On Sunday in Montpelier, with wives and friends and my young daughter, we all laughed through a long breakfast at a restaurant counter, and I believe my heart knew then what I could not articulate for another six days: knew that in the hospital our love became was, so you drove from there to the bar and shots of tequila, and now it will never be was again. It is, and I have already with your wife placed you on boards in the tree, and you have found a way to bury me whole in my spot of the earth.
1986
LIGHTS OF THE LONG NIGHT
I REMEMBER THE headlights, but I do not remember the car hitting Luis Santiago and me, and I do not remember the sounds our bodies made. Luis died, either in the ambulance, or later that night in the hospital. He was twenty-three years old. I do not remember leaving the ground my two legs stood on for the last instant in my life, then moving through the air, over the car’s hood and windshield and roof, and falling on its trunk. I remember lying on my back on that trunk and asking someone: What happened?

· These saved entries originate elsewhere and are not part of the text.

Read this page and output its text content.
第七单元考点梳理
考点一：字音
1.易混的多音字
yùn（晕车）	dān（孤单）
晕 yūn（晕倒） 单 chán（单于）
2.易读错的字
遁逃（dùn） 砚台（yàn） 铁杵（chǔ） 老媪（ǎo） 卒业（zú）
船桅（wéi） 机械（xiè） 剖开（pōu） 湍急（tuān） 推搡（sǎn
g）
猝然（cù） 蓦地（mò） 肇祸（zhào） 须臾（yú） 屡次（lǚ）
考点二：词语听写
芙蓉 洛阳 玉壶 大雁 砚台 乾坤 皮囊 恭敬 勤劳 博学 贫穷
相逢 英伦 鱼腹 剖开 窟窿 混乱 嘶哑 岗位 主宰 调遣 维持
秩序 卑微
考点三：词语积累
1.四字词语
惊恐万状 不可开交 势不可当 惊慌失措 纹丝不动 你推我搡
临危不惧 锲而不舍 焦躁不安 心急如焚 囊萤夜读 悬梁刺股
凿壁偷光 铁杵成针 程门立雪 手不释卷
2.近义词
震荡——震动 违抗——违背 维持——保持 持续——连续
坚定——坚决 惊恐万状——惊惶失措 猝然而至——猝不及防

I did not lose consciousness. The car did not injure my head or my neck or my spine. It broke my right hand and scraped both arms near my wrists, so my wife believes I covered my face with my arms as I fell. I lay for a while on the trunk, talking to a young man, then to a woman who is a state trooper, then I was in an ambulance, stopped on the highway, talking to a state trooper, a man, while he cut my trousers and my right western boot. That morning my wife saw the left boot on the side of the highway, while she was driving home from the hospital in Boston. The car had knocked it off my foot. The state troopers got the boot for my wife, but I did not leave the hospital with a left foot or, below the middle of my knee, a left leg.
While the state trooper was cutting and we were talking, I saw Luis Santiago on a stretcher. People were putting him into an ambulance. Lying in the ambulance and watching Luis I knew something terrible had happened and I said to the trooper: Did that guy die? I do not remember wh
at the trooper said, but I knew then that Luis was either dead or soon would be. Then I went by ambulance to a clinic in Wilmington where Dr. Wayne Sharaf saved my life, and my wife Peggy and my son Jeb were there, then an ambulance took me to Massachusetts General Hospital in Boston, where they operated on me for twelve hours.
Luis Santiago said what were probably his last words on earth to me: Por favor, señor, please help, no hablo Ingles. This was around one o’clock in the morning of 23 July 1986. I was driving north on Route 93, going from Boston to my home in Haverhill, Massachusetts. The highway has four lanes and I was driving in the third. That stretch of road is straight and the visibility on 23 July was very good, so when I saw the Santiagos’ car I did not have to apply the brakes or make any other sudden motions. It was ahead of me, stopped in the third lane, its tail lights darkened. I slowed my car. To the right of the Santiagos’ car, in the breakdown lane, a car was parked and, behind it, a woman stood talking into the emergency call box. Her back was to me. I was driving a standard shift Subaru, and I shifted down to third, then second, and drove to the left, into the speed lane, so I could pass the left side of the Santiagos’ car and look into it for a driver, and see whether or not the driver was hurt. There were no cars behind me. Luz Santiago stood beside the car, at the door to the driver’s side, and her forehead was bleeding and she was crying. I drove to the left side of the road and parked near the guard rail and turned on my emergency blinker lights. Because of the guard rail, part of my car was still in the speed lane. I left the car and walked back to Luz Santiago. She was still crying and bleeding and she asked me to help her. She said: There’s a motorcycle under my car.